Es krankt am Filmförderwesen
Die Debatte zu Ulrich Seidl zeigt: Die Kontrollorgane der österreichischen Film- und Fernsehbranche haben versagt.
In der Debatte um die Arbeitsweise auf den Filmsets von Ulrich Seidl ist mittlerweile viel ohne Relevanz und ohne Konsequenz gesagt worden. Wie Seidl arbeitet, ist den Menschen in der österreichischen Film- und TV-Branche bewusst. Mir geht es nicht um die Beantwortung moralischer Fragen, diese wurden schon zuhauf mit viel Meinung und wenig Sachkenntnis verhandelt. Mir geht es um ein gänzlich anderes Problem, das im Zuge dieser Diskussion besprochen werden sollte: Die Kontrollorgane der österreichischen Film- und Fernsehbranche haben versagt.
In Österreich wird fast jede audiovisuelle Produktion durch das österreichische Filminstitut (ÖFI), den Filmfonds Wien (FFW) und den ORF finanziert. Ohne diese drei Säulen gäbe es die österreichische Film- und Fernsehbranche in ihrer gegenwärtigen Form nicht.

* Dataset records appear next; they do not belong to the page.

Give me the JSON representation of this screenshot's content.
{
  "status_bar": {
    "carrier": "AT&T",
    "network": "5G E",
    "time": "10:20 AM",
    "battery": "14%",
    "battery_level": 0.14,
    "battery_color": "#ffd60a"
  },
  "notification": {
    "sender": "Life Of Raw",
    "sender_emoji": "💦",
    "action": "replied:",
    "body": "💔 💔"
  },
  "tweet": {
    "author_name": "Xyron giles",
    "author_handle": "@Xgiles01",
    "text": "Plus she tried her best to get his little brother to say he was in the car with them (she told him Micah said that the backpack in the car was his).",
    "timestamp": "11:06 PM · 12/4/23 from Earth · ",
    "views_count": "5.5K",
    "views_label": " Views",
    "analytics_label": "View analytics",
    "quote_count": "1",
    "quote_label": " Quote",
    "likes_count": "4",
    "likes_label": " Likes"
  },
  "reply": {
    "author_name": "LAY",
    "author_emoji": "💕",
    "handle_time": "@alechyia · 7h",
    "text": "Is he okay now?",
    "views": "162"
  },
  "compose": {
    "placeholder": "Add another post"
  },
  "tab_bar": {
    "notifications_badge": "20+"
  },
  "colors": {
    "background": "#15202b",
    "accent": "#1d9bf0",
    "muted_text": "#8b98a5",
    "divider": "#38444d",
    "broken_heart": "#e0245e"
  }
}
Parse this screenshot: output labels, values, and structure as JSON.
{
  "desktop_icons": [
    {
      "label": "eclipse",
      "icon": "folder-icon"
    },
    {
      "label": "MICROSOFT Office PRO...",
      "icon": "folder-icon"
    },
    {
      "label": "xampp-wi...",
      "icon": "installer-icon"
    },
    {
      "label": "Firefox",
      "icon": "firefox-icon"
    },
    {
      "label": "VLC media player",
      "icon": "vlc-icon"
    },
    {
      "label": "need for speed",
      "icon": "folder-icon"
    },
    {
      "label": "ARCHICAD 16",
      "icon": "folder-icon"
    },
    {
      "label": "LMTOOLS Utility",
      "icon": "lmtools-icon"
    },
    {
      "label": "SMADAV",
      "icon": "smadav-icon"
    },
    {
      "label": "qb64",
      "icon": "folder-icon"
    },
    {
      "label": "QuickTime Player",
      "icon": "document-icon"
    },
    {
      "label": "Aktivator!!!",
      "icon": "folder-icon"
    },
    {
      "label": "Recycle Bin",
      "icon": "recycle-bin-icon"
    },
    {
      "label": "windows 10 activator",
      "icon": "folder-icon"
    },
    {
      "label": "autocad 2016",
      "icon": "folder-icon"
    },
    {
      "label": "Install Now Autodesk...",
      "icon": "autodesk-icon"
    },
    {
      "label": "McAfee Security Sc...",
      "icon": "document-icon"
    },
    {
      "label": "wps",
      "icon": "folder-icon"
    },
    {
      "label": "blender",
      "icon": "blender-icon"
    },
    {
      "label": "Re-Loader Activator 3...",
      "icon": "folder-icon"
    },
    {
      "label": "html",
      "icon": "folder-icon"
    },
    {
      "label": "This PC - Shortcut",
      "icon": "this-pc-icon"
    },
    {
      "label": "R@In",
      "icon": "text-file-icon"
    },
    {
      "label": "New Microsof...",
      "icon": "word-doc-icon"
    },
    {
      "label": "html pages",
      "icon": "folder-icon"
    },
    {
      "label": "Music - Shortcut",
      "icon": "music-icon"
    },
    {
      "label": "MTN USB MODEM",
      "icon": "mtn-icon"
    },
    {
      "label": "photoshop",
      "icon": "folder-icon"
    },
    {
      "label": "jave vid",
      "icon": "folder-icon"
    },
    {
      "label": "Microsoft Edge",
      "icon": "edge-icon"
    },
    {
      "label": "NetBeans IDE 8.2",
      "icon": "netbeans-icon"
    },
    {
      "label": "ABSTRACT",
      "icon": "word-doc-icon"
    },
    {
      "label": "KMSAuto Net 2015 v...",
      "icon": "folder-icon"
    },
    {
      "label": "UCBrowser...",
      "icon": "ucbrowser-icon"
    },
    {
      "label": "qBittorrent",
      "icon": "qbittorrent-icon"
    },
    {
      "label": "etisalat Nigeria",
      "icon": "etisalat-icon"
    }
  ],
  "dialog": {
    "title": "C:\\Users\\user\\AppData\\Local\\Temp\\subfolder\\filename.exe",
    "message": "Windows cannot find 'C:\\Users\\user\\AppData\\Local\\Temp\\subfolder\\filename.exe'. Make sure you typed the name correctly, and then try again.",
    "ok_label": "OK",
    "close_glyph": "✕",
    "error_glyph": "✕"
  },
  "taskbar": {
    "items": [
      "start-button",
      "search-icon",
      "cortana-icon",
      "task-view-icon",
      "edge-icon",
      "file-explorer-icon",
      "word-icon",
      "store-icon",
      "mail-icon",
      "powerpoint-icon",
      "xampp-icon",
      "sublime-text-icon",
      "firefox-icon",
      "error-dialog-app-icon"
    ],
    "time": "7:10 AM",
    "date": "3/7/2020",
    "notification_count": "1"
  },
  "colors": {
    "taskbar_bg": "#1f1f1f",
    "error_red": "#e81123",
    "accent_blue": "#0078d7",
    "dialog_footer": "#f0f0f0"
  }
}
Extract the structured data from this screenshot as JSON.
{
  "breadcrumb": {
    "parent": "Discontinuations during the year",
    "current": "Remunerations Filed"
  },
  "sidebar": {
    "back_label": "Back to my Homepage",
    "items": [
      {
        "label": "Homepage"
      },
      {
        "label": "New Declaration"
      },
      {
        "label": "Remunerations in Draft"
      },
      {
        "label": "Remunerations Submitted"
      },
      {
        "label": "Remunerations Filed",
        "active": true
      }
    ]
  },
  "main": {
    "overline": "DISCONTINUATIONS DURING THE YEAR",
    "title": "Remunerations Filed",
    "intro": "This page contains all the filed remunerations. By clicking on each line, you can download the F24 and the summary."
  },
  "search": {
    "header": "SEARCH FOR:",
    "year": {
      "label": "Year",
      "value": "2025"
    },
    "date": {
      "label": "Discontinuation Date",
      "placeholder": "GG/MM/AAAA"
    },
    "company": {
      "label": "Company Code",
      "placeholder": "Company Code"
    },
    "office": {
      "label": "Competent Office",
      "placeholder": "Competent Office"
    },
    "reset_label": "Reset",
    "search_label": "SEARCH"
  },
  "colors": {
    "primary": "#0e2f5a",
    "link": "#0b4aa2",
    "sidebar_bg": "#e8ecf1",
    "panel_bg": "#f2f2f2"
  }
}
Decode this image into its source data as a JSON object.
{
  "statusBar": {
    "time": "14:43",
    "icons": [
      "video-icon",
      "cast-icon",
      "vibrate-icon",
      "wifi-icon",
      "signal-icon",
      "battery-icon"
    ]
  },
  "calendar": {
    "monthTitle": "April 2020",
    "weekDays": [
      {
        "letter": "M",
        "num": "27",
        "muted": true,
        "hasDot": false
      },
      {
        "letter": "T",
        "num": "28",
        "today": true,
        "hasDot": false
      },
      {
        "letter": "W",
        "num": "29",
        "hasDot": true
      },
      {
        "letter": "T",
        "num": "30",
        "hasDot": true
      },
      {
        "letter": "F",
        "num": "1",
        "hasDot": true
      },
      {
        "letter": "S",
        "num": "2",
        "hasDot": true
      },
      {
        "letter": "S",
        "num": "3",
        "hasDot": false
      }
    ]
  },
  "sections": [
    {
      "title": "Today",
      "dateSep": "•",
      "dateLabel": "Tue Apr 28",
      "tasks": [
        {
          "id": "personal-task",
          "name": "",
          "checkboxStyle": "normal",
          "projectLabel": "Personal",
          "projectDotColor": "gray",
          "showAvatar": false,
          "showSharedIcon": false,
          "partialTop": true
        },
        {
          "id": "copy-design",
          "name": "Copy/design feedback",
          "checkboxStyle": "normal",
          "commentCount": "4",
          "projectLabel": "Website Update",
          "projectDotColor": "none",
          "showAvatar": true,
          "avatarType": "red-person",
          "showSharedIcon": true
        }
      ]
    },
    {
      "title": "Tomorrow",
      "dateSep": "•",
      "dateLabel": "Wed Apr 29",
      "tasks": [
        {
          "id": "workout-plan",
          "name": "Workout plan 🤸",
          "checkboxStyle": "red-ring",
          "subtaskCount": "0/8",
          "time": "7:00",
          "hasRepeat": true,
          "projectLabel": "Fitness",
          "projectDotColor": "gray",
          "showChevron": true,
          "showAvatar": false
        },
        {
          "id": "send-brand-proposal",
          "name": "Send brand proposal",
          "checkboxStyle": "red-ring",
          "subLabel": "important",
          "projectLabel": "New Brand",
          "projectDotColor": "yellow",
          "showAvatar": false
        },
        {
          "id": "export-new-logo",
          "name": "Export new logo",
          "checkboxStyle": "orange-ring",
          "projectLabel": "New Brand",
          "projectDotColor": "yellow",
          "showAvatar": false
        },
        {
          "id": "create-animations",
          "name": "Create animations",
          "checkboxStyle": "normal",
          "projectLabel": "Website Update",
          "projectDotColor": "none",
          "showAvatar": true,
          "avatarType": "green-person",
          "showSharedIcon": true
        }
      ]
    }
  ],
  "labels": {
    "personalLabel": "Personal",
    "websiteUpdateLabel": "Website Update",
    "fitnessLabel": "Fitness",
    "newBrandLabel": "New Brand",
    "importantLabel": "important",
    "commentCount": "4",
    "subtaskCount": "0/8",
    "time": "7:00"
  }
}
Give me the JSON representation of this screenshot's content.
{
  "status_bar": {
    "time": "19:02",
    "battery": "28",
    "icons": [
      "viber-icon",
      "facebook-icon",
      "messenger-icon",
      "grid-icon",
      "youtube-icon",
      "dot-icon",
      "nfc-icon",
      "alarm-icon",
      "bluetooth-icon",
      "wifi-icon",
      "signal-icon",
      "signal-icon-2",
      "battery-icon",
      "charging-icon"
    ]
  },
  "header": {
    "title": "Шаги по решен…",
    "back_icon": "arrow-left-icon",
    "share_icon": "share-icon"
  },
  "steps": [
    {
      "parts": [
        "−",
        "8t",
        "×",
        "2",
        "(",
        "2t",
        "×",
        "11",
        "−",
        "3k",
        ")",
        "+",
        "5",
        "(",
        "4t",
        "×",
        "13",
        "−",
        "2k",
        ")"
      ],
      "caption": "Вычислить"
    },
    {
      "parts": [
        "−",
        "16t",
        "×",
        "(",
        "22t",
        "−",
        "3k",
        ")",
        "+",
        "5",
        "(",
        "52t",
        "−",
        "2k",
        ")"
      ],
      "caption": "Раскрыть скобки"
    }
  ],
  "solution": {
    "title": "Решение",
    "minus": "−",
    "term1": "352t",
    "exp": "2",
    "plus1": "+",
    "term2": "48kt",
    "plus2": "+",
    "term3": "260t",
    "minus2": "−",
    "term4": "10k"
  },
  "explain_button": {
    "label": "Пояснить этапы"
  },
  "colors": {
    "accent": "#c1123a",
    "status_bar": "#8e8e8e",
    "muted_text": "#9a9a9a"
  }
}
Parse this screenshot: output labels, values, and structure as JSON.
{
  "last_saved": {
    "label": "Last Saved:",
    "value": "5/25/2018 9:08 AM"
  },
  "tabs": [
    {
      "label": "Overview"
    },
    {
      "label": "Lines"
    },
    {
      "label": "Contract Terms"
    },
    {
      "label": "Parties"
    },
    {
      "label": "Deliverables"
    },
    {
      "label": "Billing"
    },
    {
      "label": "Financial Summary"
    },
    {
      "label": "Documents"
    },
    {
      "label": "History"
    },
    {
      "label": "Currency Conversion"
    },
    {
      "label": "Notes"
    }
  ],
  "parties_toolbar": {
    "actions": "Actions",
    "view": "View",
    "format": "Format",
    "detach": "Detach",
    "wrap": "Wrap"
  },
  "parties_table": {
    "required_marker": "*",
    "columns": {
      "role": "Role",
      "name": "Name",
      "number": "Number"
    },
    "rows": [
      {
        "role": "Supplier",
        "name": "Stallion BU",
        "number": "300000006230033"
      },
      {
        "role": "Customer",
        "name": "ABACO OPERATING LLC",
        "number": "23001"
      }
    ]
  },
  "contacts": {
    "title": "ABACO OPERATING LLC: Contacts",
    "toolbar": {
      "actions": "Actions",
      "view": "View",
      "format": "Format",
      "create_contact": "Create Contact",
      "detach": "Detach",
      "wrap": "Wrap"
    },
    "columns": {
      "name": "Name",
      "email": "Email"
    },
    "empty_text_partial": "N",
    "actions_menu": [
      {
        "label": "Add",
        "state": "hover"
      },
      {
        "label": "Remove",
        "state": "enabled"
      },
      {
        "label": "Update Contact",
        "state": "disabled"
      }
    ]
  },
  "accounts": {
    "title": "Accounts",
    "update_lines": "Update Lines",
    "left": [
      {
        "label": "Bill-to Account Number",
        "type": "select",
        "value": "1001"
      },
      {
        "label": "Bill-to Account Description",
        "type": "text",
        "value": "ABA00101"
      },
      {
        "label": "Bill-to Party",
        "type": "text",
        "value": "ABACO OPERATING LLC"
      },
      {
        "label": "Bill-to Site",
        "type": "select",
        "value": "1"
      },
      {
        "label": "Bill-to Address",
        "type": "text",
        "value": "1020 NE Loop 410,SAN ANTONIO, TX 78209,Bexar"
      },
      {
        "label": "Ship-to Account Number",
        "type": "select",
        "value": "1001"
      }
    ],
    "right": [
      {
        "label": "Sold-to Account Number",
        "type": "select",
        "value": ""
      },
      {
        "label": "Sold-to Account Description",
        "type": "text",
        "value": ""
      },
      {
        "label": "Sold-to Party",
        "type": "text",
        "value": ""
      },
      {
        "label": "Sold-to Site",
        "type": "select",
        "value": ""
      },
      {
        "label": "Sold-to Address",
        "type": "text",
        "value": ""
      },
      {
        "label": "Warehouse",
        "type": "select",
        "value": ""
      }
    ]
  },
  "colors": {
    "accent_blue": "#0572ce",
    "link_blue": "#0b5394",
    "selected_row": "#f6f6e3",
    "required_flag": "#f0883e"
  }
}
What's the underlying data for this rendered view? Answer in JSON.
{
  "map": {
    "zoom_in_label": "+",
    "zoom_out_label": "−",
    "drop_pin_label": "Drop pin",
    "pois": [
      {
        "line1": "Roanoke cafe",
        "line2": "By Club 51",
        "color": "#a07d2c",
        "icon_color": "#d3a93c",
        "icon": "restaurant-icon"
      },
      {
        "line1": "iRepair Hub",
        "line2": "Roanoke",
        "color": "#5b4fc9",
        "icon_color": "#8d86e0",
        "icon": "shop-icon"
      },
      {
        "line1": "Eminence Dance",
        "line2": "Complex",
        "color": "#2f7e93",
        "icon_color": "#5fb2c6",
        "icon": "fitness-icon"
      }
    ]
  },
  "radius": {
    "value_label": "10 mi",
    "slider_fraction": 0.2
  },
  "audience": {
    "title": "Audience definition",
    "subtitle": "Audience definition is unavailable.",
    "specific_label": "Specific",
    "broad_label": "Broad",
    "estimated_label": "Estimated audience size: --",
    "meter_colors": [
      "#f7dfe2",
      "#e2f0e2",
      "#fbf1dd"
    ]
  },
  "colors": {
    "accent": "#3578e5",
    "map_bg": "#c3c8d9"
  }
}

Und diese drei Institutionen gäbe es ohne uns SteuerzahlerInnen nicht.
Als Förderkriterium sollten die grundsätzlich einzuhaltenden arbeitsrechtlichen Standards erweitert werden. Mitwirkende Personen sollten über schwierige Situationen im Vorfeld ohne Rücksicht auf die sogenannte „Authentizität“informiert werden. Physische und psychische Grenzüberschreitungen sollten nicht mit Steuergeldern gefördert werden. Darauf sollten wir uns grundsätzlich verständigen können. Doch von Seiten unserer Förderungsentitäten wird kein merkbares Interesse gezeigt.
Und das obwohl ÖFI und FFW in den vergangenen Jahren bewiesen haben, dass sie durchaus bereit sind, neue Kontrollmechanismen einzuführen, wie man anhand der Implementierung von Green-ProductionGuidelines sieht. Dabei sind diese weitaus schwieriger zielgerichtet zu kontrollieren als arbeitsrechtliche Verfehlungen.
Und damit sind wir bei der Kernproblematik: Im Aufsichtsrat des ÖFI als auch im Äquivalent
des FFW, dem „Kuratorium“sitzen Personen aus verschiedenen Bereichen der Filmbranche. Kurz gesagt: Menschen, die von diesen Stellen profitieren und profitiert haben, können bei allen Entscheidungen mitsprechen. So besteht die Möglichkeit, dass jene Personen eben auch Veränderungen der Arbeitsbedingungen zugunsten der Arbeitnehmer auf ihren Sets blockieren und verschleppen können.
Das Motto „Wir sind wir“
In allen anderen Branchen wäre eine solche Optik selbst in Österreich schwer möglich. Hier haben wir aber noch nicht die Besetzung der sogenannten Förderbeiräte erwähnt. Diese entscheiden, welche Produktionen in welcher Höhe finanziell gefördert werden – Kollegen entscheiden über die Herstellung von Filmen von Kollegen. Da die österreichische Film- und TV-Branche außerdem die Tendenz hat, unter sich zu bleiben und einem „Wir sind wir“zu frönen, sollte man auch diesen Punkt dringend reformieren, egal, wie stark und laut man beteuert, objektiv zu urteilen. Hier ist wieder die Politik am Zug. Es täte der gesamten Filmbranche gut, wenn man dringend all jene Personen mit Naheverhältnis zur österreichischen Film- und Fernsehproduktionslandschaft aus den jeweiligen Entscheidungsgremien entfernt.
Die Branche benötigt evidenterweise andere Wege, um Entscheidungen zu treffen, die zu einer Verbesserung der Arbeitsbedingungen aller am Set arbeitenden Personen führen, die Regie-Exzesse und Grenzüberschreitungen jeder Art von vornherein verhindern. Es sei den hier handelnden Personen ob ihrer oftmals evidenten Unwissenheit keine böse Absicht per se unterstellt, sie sollten aber über diese Grundregeln des Zusammenarbeitens keine Entscheidungsgewalt mehr haben. Christian Dohr (*1988) ist Produktionsleiter und Produzent für Film, Fernsehen und Streaming.